The box in which the GameCube is packaged is deceptively large. I was delighted to pull out the actual console and find it compact enough to hold in one hand. This unit is made to take to friends' places - it has a handle, and even my mom could hook it up. I found the controls to be an improvement over their predecessors - they are the same shape, but slightly smaller, and of course have a few more buttons (how did we ever manage to play anything when the joystick only had one button?). We went out the day after Christmas and picked up another controller and a memory pack, bringing the total to around CDN $400. (Super Monkey Ball, a trademark "cute" Nintendo game, was part of the gift as well. Even the game discs, mini-CDs, are cute.)
Super Monkey Ball is a fun game, and really well designed, with lots of different play modes. The premise of the game is that you're a monkey, in a ball, and you're trying to complete different courses (and score bananas along the way for extra lives). There are additional games that are unlocked as you gain "play points" (the more you play, the more games you can play). There's a flight-simulator, and monkey bowling. I think my favorite so far is Monkey Race: Up to four players can race on a variety of tracks, a la Mario Kart. Technically, while the graphics aren't a giant leap the way the N64 was from its predecessors, the smoothing is beautiful. Bonus: The controllers include rumble support (you don't need an additional pack like you did with the N64), which means they vibrate when you hit something (or get hit) in the game.
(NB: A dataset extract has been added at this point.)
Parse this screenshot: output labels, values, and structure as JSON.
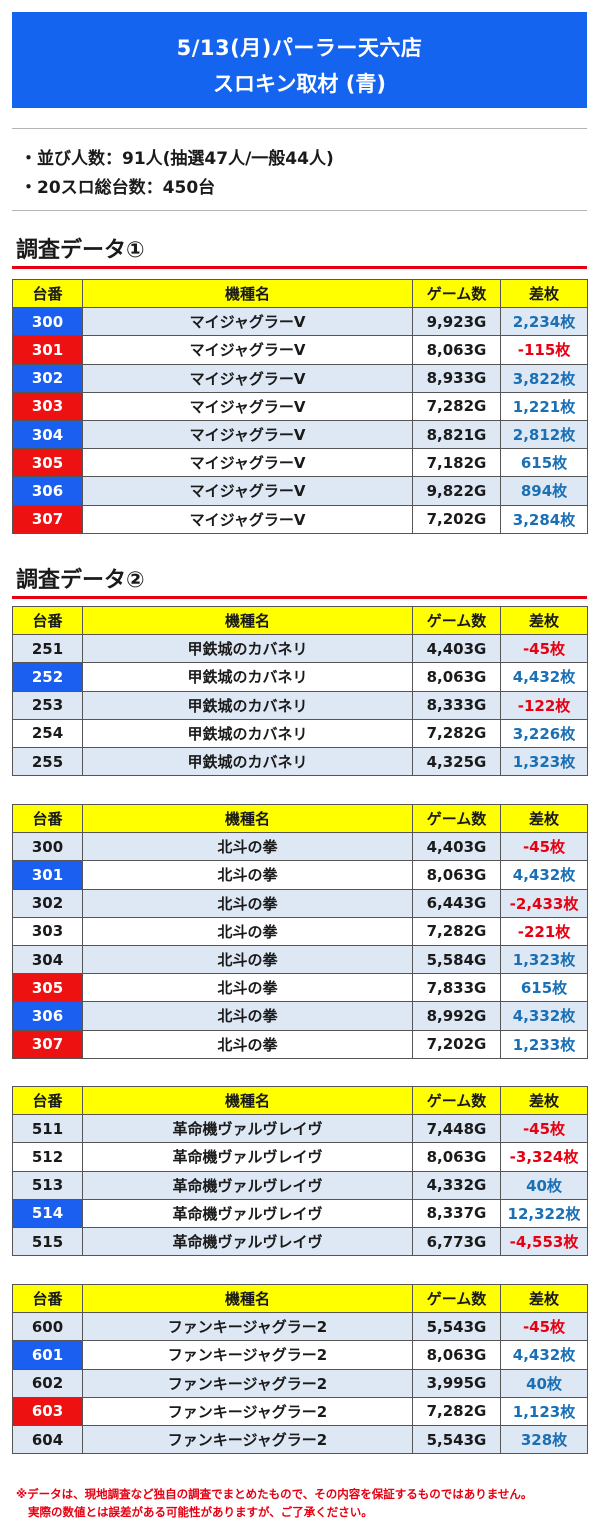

The selection of games available for the GameCube is surprisingly good. The boyfriend picked up a used copy of Madden NFL 2002, and it's awesome. They've included the Texans expansion team, and there's a training feature that's a lot of fun. (There are a lot more play options than Tecmo Bowl, too.) I'm a little disappointed that the first Mario Bros. release features Luigi, but I'll deal. I've heard rumors, but still have no confirmation, that Namco is developing Soul Calibur for release on the GameCube. While that would rock, I'm not holding my breath. Browsing the current titles available and coming soon reveals a wide variety, from Jimmy Neutron to Crazy Taxi, as well as the usual plethora of Xtreme Sports games (like Jeremy McGrath's Supercross World) and action / adventure (including a 007 title). NBA Street is next on my wish list, and hopefully Soul Calibur will be out in time for my birthday in June.
What about you? Gamecube, Xbox, PS2, or diehard PC gamer?